Yeah, it's a pretty common policy in physical jobs in the places I've lived. Any accident results in a drug test.
My old hospital didn't test unless someone was suspected of using, but the company I work for now does during the pre-employment process and then randomly. If there's an incident or suspicion, everyone gets tested. During random testing, they can select anyone, including the doctors. If someone doesn't want to give up a habit, they need to be careful to look for an employer who doesn't test.
Between these two hospitals, I've seen one person fired for being drunk on the job (confirmed by breathalyzer), another for pot, and a third for pot and a possible opiate positive. And I think one of the reasons they've been taking it more seriously is the growing problem with theft of controlled drugs. I'm not suggesting that smoking pot makes people steal midaz and ketamine (it doesn't!), but employers are limited in what they can do to keep things under control.

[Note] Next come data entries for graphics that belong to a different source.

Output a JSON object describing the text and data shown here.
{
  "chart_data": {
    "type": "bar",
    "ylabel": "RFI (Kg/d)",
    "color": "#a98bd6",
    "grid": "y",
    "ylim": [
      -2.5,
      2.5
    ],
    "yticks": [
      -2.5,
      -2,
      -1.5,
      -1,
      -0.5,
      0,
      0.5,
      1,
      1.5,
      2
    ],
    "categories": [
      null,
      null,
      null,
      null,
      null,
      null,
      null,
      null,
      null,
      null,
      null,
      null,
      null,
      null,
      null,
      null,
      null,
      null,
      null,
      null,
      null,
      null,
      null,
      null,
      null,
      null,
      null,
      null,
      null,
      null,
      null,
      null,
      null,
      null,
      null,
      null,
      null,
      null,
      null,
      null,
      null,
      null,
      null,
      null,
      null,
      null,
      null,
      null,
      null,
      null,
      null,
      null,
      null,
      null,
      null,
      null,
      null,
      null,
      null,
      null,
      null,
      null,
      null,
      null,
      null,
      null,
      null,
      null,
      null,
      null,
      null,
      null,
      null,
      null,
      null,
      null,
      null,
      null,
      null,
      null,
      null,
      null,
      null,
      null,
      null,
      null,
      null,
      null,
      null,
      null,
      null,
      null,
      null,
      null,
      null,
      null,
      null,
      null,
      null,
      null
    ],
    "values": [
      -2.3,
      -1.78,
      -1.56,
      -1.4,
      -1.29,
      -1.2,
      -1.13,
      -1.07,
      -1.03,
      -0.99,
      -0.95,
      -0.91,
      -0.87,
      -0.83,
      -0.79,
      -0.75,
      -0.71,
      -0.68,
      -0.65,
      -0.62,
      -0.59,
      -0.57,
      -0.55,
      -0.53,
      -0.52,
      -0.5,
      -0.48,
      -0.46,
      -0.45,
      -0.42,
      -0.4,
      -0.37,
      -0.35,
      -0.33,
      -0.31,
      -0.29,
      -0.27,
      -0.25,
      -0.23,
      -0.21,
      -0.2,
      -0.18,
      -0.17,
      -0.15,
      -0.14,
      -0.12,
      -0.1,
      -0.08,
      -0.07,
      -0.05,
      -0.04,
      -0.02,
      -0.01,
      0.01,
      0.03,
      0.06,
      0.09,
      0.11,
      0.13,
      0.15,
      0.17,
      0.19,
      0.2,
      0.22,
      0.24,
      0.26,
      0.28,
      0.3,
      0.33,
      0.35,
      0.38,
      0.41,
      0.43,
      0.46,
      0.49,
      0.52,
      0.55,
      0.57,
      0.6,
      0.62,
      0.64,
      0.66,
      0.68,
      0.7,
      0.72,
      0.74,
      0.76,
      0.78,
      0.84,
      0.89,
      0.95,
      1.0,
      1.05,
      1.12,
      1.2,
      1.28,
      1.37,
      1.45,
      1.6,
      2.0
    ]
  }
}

Right, that's one of the problems. There's no guideline to define impairment like there is with alcohol. If someone pops on a simple pee test, all you know is that they used pot at some point fairly recently. It could've been that morning or it could've been two days ago, and all you have is that person's word to go on. No employer or school is going to just take someone's word for it if they consider drug use on the job to be a violation of policy. The only thing that would really change the way it works is a cheap, quick test that measures precisely how much THC you have in your system and a guideline that tells you approximately what that means as to how impaired someone is.
Even if/when it becomes legal, there's no telling whether any specific agency or school or employer's policy is going to change.
As for the DEA license, have they become stricter in recent years? A coworker of mine once worked with a doctor who got caught dealing ketamine. We looked him up on the state licensing board's website, since they listed charges, disciplinary actions, etc. as a matter of public record. It was about 10 years ago now, and he merely had his license suspended. I found it pretty shocking that they didn't revoke it out right. He was literally dealing drugs. Was this a bizarre one-in-a-million got-off-easy situation? Or did it used to be a little different?